Solving problems? There are black businesses that owe their existence to Jackson. There are students in college at this moment who owe their tuition to Jackson. There are anti-gang programs and school support programs due to Jackson. Jackson has spoken out against rap, against violence, against family breakup, against crime.

It would be impossible for you to go "easy" on Jackson because he has outperformed you for a lifetime. He is a national organizer and community resource. You're some guy in Minnesota with a blog and an underdeveloped opinion.

There is no comparison.

Watch a little more FOX news and get back to me. I'll do you one better - I'll watch it for you and tell you what they said you think.

August 20, 2006  
Blogger Tony said...

Let's get a few things correct...I do not watch FoxNews. In fact, I watch NONE of the television news agencies as they are nothing more than McNews...snippets that tell nothing.

Jackson assumes the role of "black leader" and does not correct people for calling him such.

Simply for having "black businesses" does not mean (a) success in averting poverty, (b) moving towards equal opportunity, (c) strides have been made towards a color blind society. The very fact that you point out that "black businesses that owe their existence to Jackson" demonstrates he is not moving society closer to color blindness.

It is not impossible for me to go easy on Jackson. All he needs to do is stop pimping poverty. Start embracing what Bill Cosby has been saying lately instead of trying to counteract it. (I am remembering watching Cosby and Jackson on stage and Cosby yelled at Jackson, 'don't you get up here and undo everything I'm saying this time.')

Once again you try to make the fallacious effort to put me in the same category as Jackson in an attempt at diminishing the actual damage I specifically mention Jackson is doing.

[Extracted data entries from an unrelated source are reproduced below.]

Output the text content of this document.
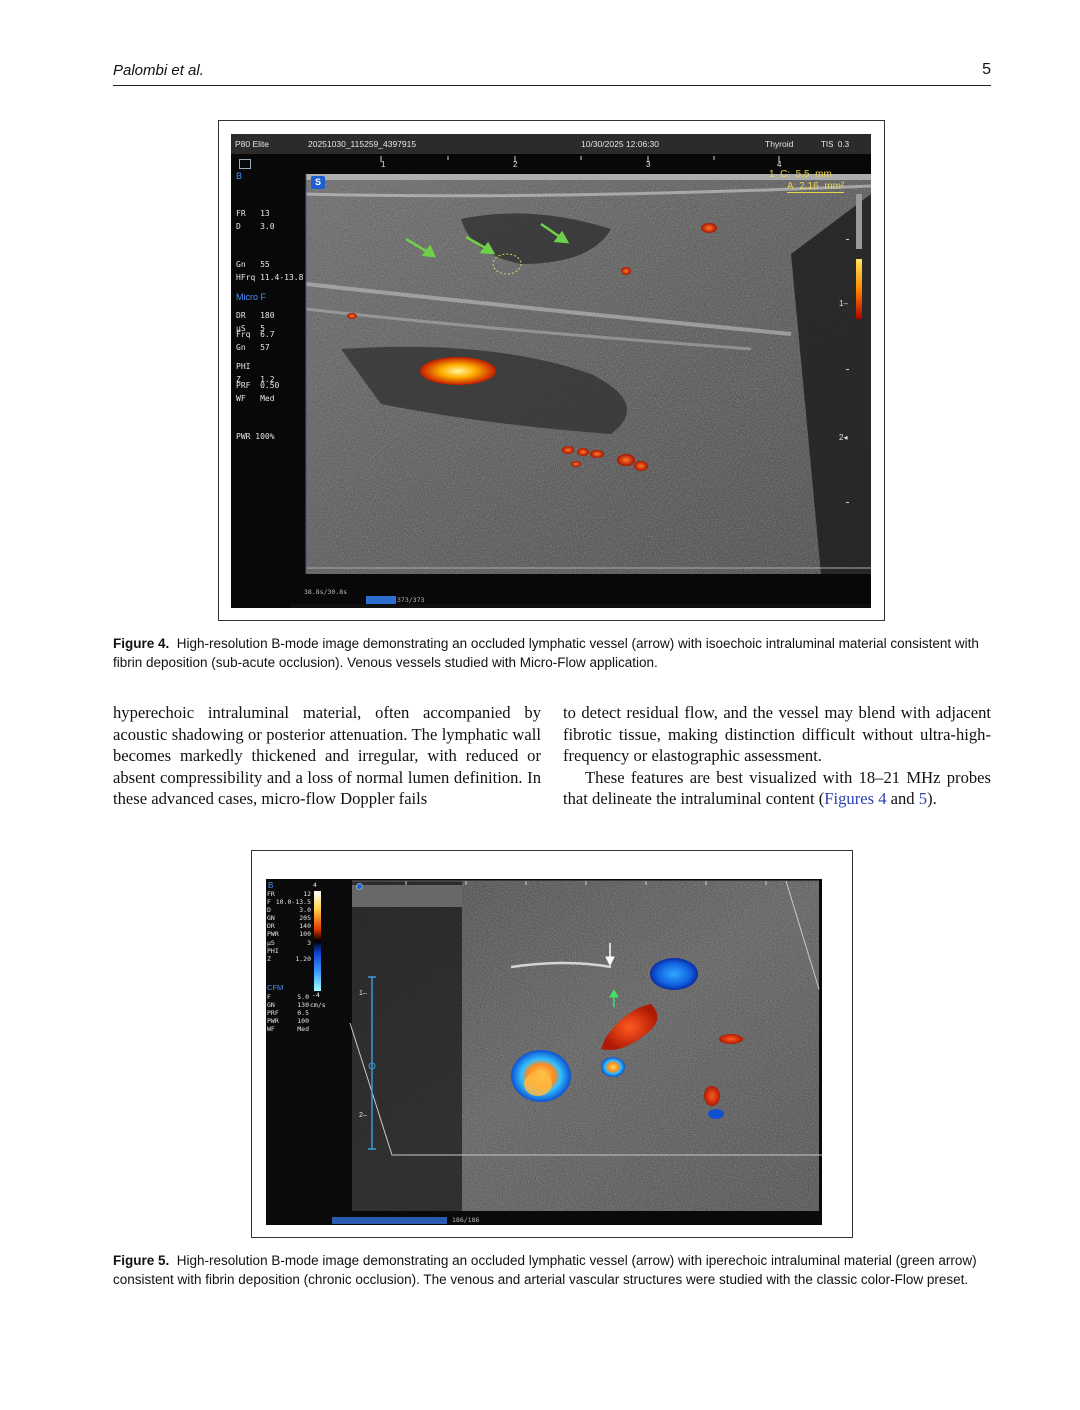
Palombi et al.	5
P80 Elite	20251030_115259_4397915	10/30/2025 12:06:30	Thyroid	TIS  0.3
1	2	3	4
B

FR   13
D    3.0

Gn   55
HFrq 11.4-13.8

DR   180
µS   5

PHI
Z    1.2

Micro F

Frq  6.7
Gn   57

PRF  0.50
WF   Med

PWR 100%

S
1  C:  5.5  mm
A: 2.16  mm²
1–
2◂
38.8s/30.8s
373/373
Figure 4. High-resolution B-mode image demonstrating an occluded lymphatic vessel (arrow) with isoechoic intraluminal material consistent with fibrin deposition (sub-acute occlusion). Venous vessels studied with Micro-Flow application.

hyperechoic intraluminal material, often accompanied by acoustic shadowing or posterior attenuation. The lymphatic wall becomes markedly thickened and irregular, with reduced or absent compressibility and a loss of normal lumen definition. In these advanced cases, micro-flow Doppler fails

to detect residual flow, and the vessel may blend with adjacent fibrotic tissue, making distinction difficult without ultra-high-frequency or elastographic assessment.

These features are best visualized with 18–21 MHz probes that delineate the intraluminal content (Figures 4 and 5).

B
FR	12
F 10.0-13.5
D	3.0
GN	205
DR	140
PWR	100
µS	3
PHI
Z	1.20
CFM
F	5.0
GN	130
PRF	0.5
PWR	100
WF	Med
4
-4
cm/s
1–
2–
186/186
Figure 5. High-resolution B-mode image demonstrating an occluded lymphatic vessel (arrow) with iperechoic intraluminal material (green arrow) consistent with fibrin deposition (chronic occlusion). The venous and arterial vascular structures were studied with the classic color-Flow preset.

I also noticed that while claiming I have an "underdeveloped opinion" you have yet to address any of the specific items I mentioned. Worse, you have been unable/unwilling to address the ideas. Quite telling about you, actually.

Yes, he is a community resource. The issue is that he is not helping his community...and while I have answered your claim that he is teaching "personal responsibility" you have failed to directly address my points.

Go "easy"? Why? I believe he should be doing things to bring this nation together and he is NOT doing that. He should be pressing for a color blind society and instead seeks to continue dividing the nation on racial lines. In doing that (and so much more) he is doing more harm to the people who mistakenly believe he is going to help them.

Why does he do this? To maintain his power. Nothing more, nothing less.